For councils, it’s not just cost that presents the challenge. Ambiguous rules around their financial responsibilities for the education of children in care when they move out of area cause disputes too.

Cooke says local authorities that are facing bankruptcy notices are tightening their belts when it comes to their interpretation of these rules. He feels “slightly aggrieved” around the “perverse incentives” in the local authority financial system.

Suffolk’s area SEND inspection last November found “widespread and/or systemic failings”. But Cooke felt the council had been “penalised” for being financially astute, and not being handed a cash bailout on the government’s ‘safety valve’ scheme.

“It made me think, why didn’t we just blow as much money as we can?”

Johnson is concerned about recent local authority cuts to education welfare officer teams at a time when demand for their services in “supporting children back into school” has spiralled.

Virtual heads’ work is also impeded by the “crisis in social work recruitment” and lack of local foster carers.

Bridget Phillipson

Leading the change

Little wonder, among all of this, that attendance for children in need is in a state of “national crisis”, as Cooke describes it.

The persistent absentee rate for that cohort in 2022-23 was 44.4 per cent, more than double that for looked-after children (20 per cent) or the overall persistent absence rate for all pupils (21 per cent).

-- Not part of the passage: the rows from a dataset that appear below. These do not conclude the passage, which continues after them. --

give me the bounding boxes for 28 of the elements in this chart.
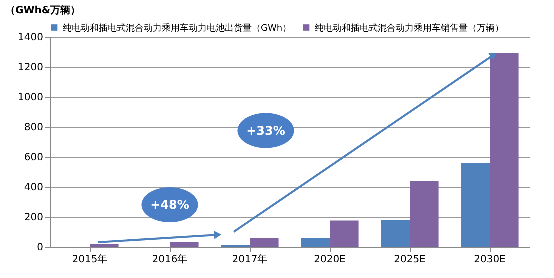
bar bbox=[461, 163, 490, 247]
y-tick-label: 200 bbox=[24, 212, 44, 224]
x-tick-label: 2015年 bbox=[72, 254, 108, 266]
bar bbox=[170, 242, 199, 247]
y-tick-label: 1200 bbox=[18, 62, 44, 74]
y-tick-label: 400 bbox=[24, 182, 44, 194]
x-tick-label: 2020E bbox=[314, 254, 346, 266]
y-tick-label: 800 bbox=[24, 122, 44, 134]
y-tick-label: 0 bbox=[37, 242, 44, 254]
legend-label: 纯电动和插电式混合动力乘用车销售量（万辆） bbox=[315, 22, 504, 34]
y-tick-label: 600 bbox=[24, 152, 44, 164]
annotation: +33% bbox=[246, 124, 286, 138]
y-tick-label: 1000 bbox=[18, 92, 44, 104]
bar bbox=[301, 238, 330, 247]
bar bbox=[330, 220, 359, 247]
x-tick-label: 2016年 bbox=[152, 254, 188, 266]
y-axis-title: （GWh&万辆） bbox=[6, 4, 81, 16]
annotation: +48% bbox=[150, 198, 190, 212]
bar bbox=[490, 54, 519, 247]
bar bbox=[410, 181, 439, 247]
y-tick-label: 1400 bbox=[18, 32, 44, 44]
x-tick-label: 2025E bbox=[394, 254, 426, 266]
bar bbox=[90, 244, 119, 247]
bar bbox=[381, 220, 410, 247]
bar bbox=[250, 238, 279, 247]
x-tick-label: 2030E bbox=[474, 254, 506, 266]
legend-label: 纯电动和插电式混合动力乘用车动力电池出货量（GWh） bbox=[63, 22, 292, 34]
x-tick-label: 2017年 bbox=[232, 254, 268, 266]
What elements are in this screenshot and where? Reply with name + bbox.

Undaunted and enthusiastic as always, virtual heads are undertaking “challenge” work around this, including work with children who cannot attend school for mental health needs. Cooke is deeply concerned that the proliferation of online schools as a solution for these children is a “race to the bottom”.

Meanwhile, as NAVSH chair, Johnson has the chance to make a difference on all these pressing issues. She holds “fortnightly, if not weekly” meetings with the DfE and attended Bridget Phillipson’s recent reception for education leaders.

She believes that “rewarding” schools for being inclusive would “change the system overnight”.

“Nobody’s pretending everything’s hunky dory. We’ve got a SEND system that’s not fit for practice. It’s the perfect storm, but the solutions are coming at the right time.”

She has a “definite feeling of being listened to” by those in power, with legislation catching up to the problems.